Gündelik hayatımızda insanlara örnek
olacak bir ahlakı gösteremiyoruz. Çünkü ahlakın teorisiyle meşgulüz. Takvanın
tanımını teheccüd, evvabin ve nafile namazlara hasretmekteyiz. Dünyanın,
neresinde olursa olsun açlık çeken insanların açlığını gidermeyi, komşuya
eziyet etmemeyi, trafikte yürürken hayvan çiğnememeyi takvanın içinde
zikretmiyoruz. Bazen de ahlaksızlığı dinîleştiriyor; yaptığımız bütün
yolsuzlukların, düzenbazlıkların, hilelerin, dinden meşruiyetini arıyoruz. Çoğu
zamanda yasal olanın ahlaki olduğunu sanıyoruz/savunuyoruz.
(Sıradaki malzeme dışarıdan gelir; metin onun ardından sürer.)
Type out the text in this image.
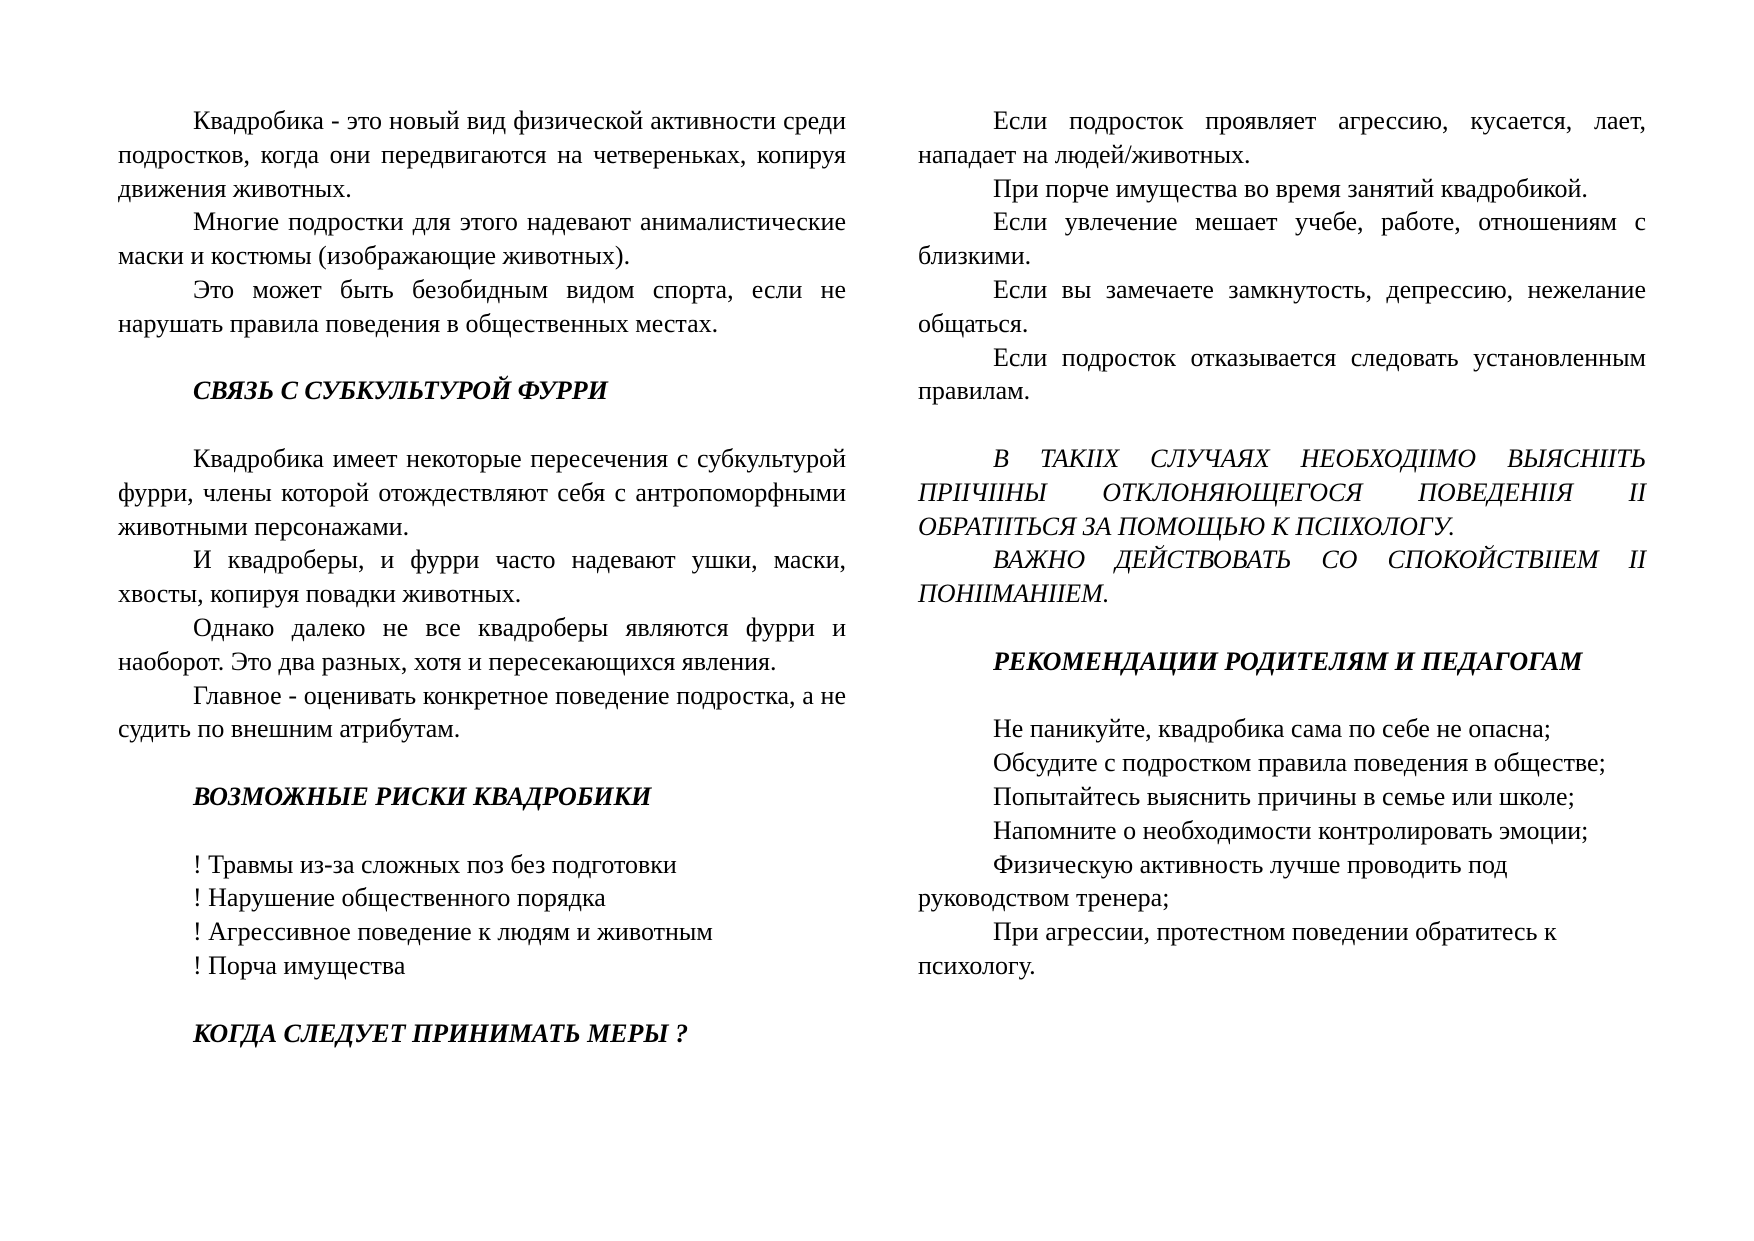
Квадробика - это новый вид физической активности среди подростков, когда они передвигаются на четвереньках, копируя движения животных.

Многие подростки для этого надевают анималистические маски и костюмы (изображающие животных).

Это может быть безобидным видом спорта, если не нарушать правила поведения в общественных местах.

СВЯЗЬ С СУБКУЛЬТУРОЙ ФУРРИ

Квадробика имеет некоторые пересечения с субкультурой фурри, члены которой отождествляют себя с антропоморфными животными персонажами.

И квадроберы, и фурри часто надевают ушки, маски, хвосты, копируя повадки животных.

Однако далеко не все квадроберы являются фурри и наоборот. Это два разных, хотя и пересекающихся явления.

Главное - оценивать конкретное поведение подростка, а не судить по внешним атрибутам.

ВОЗМОЖНЫЕ РИСКИ КВАДРОБИКИ

! Травмы из-за сложных поз без подготовки

! Нарушение общественного порядка

! Агрессивное поведение к людям и животным

! Порча имущества

КОГДА СЛЕДУЕТ ПРИНИМАТЬ МЕРЫ ?

Если подросток проявляет агрессию, кусается, лает, нападает на людей/животных.

При порче имущества во время занятий квадробикой.

Если увлечение мешает учебе, работе, отношениям с близкими.

Если вы замечаете замкнутость, депрессию, нежелание общаться.

Если подросток отказывается следовать установленным правилам.

В ТАКIIХ СЛУЧАЯХ НЕОБХОДIIМО ВЫЯСНIIТЬ ПРIIЧIIНЫ ОТКЛОНЯЮЩЕГОСЯ ПОВЕДЕНIIЯ II ОБРАТIIТЬСЯ ЗА ПОМОЩЬЮ К ПСIIХОЛОГУ.

ВАЖНО ДЕЙСТВОВАТЬ СО СПОКОЙСТВIIЕМ II ПОНIIМАНIIЕМ.

РЕКОМЕНДАЦИИ РОДИТЕЛЯМ И ПЕДАГОГАМ

Не паникуйте, квадробика сама по себе не опасна;

Обсудите с подростком правила поведения в обществе;

Попытайтесь выяснить причины в семье или школе;

Напомните о необходимости контролировать эмоции;

Физическую активность лучше проводить под руководством тренера;

При агрессии, протестном поведении обратитесь к психологу.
Tüm bunları bir bütün olarak yeniden ele
almak gerekiyor. Müslümanlar ahlaktan kopuk bir fıkıhta ısrar ediyor. Oysa
ahlak ibadetin gayesi, ibadet ahlakın vesilesidir. Bütün din anlayışımızı daha
çok ahlaktan kopuk, ibadetler üzerine bina ediyoruz. Hacer-i Esved’i öpmenin
bizi cennete götüreceğine inanıyoruz.
En büyük sekülerlik dinin ahlaktan
ayrılmasıdır. Çünkü dinin ahlaktan ayrılması kendisinden ayrılmasıdır. İslâm
dünyasındaki uyanış hareketlerinin çoğunluğu aklın gücünden ve ahlakla bezenmiş
ruhun gücünden çok siyasetin gücüne talip oldular. Önce ahlak ve maneviyat
yerine önce güç ve iktidar dediler. İlmî donanımdan, ruhî kemalden önce güç ve
makama talip oldular. İlmin, fikrin, düşüncenin, sanat ve felsefenin gücünün,
siyasetin gücünden üstün olduğunu unuttular.
Günümüz Müslümanları çoğu zaman şekli özün
yerine geçirmekte, amacı gölgelemekte ve unutturmaktadır. İbadetlerin şekil şartlarını
rutine bağlayarak ifa etmeyi dindarlıkta yeterli görmeye başlamaktadırlar.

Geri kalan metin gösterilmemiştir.